Le reportage sur les hôtels meublés s’est étalé sur six mois, en 2000. J’habitais le 20ème et c’est un arrondissement ou il y en a pas mal. Plusieurs fois je suis passé devant sans y prêter attention. Un jour j’ai lu une plaque “Hotel meublé – chambre au mois” et je me suis demandé qui vivait ici. J’ai fait du porte à porte, essayant de rentrer dans les établissements mais beaucoup d’entre eux n’aiment pas les curieux. Les marchands de sommeil préfèrent la discrétion.

A l’époque la moyenne était de 3500 francs (env 500€) pour une chambre avec lavabo. C’était le prix d’un studio sur le marché privé. Quand je trouvais un endroit accessible je faisais tous les étages en expliquant bien aux gens que je faisais un reportage. Peu voulaient répondre, surtout les femmes qui sont donc sous représentées dans le reportage. Elles se méfiaient d’un homme inconnu, même s’il se présentait comme un journaliste, d’autant qu’à l’époque je n’avais pas la carte de presse.
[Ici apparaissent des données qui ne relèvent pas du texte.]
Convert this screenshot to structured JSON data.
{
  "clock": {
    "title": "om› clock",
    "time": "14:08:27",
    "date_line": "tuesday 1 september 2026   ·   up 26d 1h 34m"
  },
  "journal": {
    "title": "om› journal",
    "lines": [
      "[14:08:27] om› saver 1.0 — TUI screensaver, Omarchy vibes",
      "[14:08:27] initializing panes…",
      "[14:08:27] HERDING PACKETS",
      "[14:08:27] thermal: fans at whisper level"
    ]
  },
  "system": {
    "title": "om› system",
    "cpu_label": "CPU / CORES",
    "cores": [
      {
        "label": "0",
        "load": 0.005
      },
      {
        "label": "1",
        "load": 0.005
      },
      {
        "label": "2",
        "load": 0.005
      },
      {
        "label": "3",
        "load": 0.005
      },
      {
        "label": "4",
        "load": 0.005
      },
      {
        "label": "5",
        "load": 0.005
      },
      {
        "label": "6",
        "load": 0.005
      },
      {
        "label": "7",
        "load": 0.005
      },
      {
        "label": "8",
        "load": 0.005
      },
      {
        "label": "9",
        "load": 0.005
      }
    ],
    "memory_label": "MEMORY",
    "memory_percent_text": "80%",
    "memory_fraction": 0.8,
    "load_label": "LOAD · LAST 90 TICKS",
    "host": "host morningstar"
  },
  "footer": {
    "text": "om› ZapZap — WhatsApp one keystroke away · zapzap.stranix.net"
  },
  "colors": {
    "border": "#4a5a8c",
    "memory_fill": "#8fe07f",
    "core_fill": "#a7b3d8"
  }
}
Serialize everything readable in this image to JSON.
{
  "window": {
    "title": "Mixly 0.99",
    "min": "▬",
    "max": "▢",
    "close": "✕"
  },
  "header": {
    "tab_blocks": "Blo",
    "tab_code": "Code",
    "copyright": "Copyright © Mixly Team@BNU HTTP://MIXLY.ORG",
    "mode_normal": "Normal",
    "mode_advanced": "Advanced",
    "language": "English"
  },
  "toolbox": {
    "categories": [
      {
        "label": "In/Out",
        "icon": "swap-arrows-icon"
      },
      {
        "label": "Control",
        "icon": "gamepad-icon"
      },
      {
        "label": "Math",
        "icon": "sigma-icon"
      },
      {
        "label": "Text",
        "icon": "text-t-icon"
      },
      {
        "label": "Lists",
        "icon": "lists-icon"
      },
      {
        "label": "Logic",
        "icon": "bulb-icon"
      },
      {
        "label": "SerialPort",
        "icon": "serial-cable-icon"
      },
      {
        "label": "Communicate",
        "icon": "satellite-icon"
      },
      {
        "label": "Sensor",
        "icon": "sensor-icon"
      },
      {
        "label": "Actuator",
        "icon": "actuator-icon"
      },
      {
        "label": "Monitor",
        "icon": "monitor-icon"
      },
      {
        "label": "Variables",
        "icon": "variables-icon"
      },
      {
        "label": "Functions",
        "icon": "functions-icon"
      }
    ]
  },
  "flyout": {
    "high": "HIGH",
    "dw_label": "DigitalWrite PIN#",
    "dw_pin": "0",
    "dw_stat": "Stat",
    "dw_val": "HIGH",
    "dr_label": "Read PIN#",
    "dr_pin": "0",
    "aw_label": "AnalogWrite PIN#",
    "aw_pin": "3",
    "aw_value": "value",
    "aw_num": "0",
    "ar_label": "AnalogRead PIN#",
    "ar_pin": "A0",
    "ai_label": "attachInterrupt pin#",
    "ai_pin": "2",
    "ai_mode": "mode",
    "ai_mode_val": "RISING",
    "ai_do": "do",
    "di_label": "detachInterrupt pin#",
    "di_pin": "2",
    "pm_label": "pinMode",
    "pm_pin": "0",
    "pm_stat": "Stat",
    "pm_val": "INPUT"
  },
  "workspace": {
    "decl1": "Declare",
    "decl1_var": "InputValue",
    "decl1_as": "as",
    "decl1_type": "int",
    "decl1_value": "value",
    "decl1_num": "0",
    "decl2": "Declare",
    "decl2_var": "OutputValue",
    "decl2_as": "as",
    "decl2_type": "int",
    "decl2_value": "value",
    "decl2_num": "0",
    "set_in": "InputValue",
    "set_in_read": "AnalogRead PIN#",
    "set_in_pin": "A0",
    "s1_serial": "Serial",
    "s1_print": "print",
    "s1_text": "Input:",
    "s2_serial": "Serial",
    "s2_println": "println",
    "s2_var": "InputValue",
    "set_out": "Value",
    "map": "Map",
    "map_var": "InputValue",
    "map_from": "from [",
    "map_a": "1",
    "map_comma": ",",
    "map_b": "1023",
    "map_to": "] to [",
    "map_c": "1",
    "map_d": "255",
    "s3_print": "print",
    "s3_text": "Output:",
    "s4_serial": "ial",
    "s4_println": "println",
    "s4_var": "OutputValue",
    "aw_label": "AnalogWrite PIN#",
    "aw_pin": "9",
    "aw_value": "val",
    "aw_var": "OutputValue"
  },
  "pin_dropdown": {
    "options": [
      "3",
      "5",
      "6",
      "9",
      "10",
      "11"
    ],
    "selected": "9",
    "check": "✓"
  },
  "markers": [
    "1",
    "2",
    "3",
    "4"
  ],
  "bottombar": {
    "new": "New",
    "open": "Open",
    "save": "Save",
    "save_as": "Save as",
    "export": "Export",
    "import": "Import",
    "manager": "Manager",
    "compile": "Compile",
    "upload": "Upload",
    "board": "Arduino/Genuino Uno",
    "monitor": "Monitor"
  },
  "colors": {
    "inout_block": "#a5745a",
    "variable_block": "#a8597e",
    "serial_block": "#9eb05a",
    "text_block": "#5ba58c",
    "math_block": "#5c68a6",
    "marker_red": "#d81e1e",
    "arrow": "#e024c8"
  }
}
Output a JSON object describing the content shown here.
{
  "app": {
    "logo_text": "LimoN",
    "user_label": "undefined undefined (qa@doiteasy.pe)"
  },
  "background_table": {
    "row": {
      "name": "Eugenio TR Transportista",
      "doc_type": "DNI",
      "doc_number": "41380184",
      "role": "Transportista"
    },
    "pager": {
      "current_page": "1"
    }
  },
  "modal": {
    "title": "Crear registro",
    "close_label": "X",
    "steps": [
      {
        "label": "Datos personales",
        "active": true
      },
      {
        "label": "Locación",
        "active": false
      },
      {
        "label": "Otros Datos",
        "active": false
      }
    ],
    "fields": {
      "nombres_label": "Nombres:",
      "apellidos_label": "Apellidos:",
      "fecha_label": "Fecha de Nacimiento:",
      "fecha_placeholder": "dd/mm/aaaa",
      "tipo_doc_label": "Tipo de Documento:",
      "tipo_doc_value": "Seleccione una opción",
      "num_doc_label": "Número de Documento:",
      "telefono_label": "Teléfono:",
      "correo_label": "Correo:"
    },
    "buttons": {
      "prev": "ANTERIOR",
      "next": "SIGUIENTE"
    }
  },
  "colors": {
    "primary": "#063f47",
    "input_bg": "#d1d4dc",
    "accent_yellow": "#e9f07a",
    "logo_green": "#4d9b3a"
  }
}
Je suis ici depuis trois mois. J'ai 37 ans, j'ai loué un appartement jusqu'à 33 ans, depuis, je vis en meublé. Je suis analyste programmeur, je travaille a Paris, parfois, en province. ©Guillaume Collanges Collectif Argos/PictureTank

L’ambiance dans ces hôtels est souvent triste, voir violente quand il y a trop d’alcool. Des situations de misère et de précarité qui s’installent dans la durée. Un seul avait une ambiance quasi “familiale”, je n’avais d’ailleurs pas eu le droit d’aller voir les deux premiers étages réservés aux habitués de longue date. Du 3ème au 5ème c’était autorisé, et pourtant une dame était là depuis dix ans !

Cela fait 10 ans que je suis ici, et mon fils onze. J

Toutes ces rencontres m’ont beaucoup marqué , certaines n’ont jamais été diffusées car les personnes n’ont pas voulu signer l’autorisation de diffusion. Mais je retiendrai toujours cette conclusion qu’avait eu une des rares femmes rencontrées, ancienne institutrice : “les problèmes, ça rend médiocre.”

Matériel : appareil Nikon fm, 35mm f2 et film Kodak Supra 400

Vie périphérique

Par Cédric Faimali

Thierry dans sa cabane au bord du périphérique parisien. @Cédric Faimali Collectif Argos/PictureTank

C’était en 2003, j’avais repéré les tentes de Thierry et Diego sur mon chemin en passant par la Porte Maillot. Quand je suis arrivé sur leur campement la première fois, Diego est sorti avec une barre de fer et m’a dit :

“Qu’est-ce que tu viens chercher ici ? Il n’y a rien à voler !”
J’ai répondu : “Je viens en ami”
Et il m’a dit : “Il n’y a pas d’amis ici !”

J’ai quand même réussi à amorcer la discussion et à lui expliquer ce que je faisais là. Je me rappellerai toujours de cette phrase : “Il n’y a pas d’amis ici”. La peur de se faire attaquer et dépouiller est constante. Diego, ancien légionnaire de 48 ans était installé là depuis 1999 avec son chat Gavroche, et venait de se faire agresser par des jeunes quand je l’ai rencontré. Il était tailladé au couteau.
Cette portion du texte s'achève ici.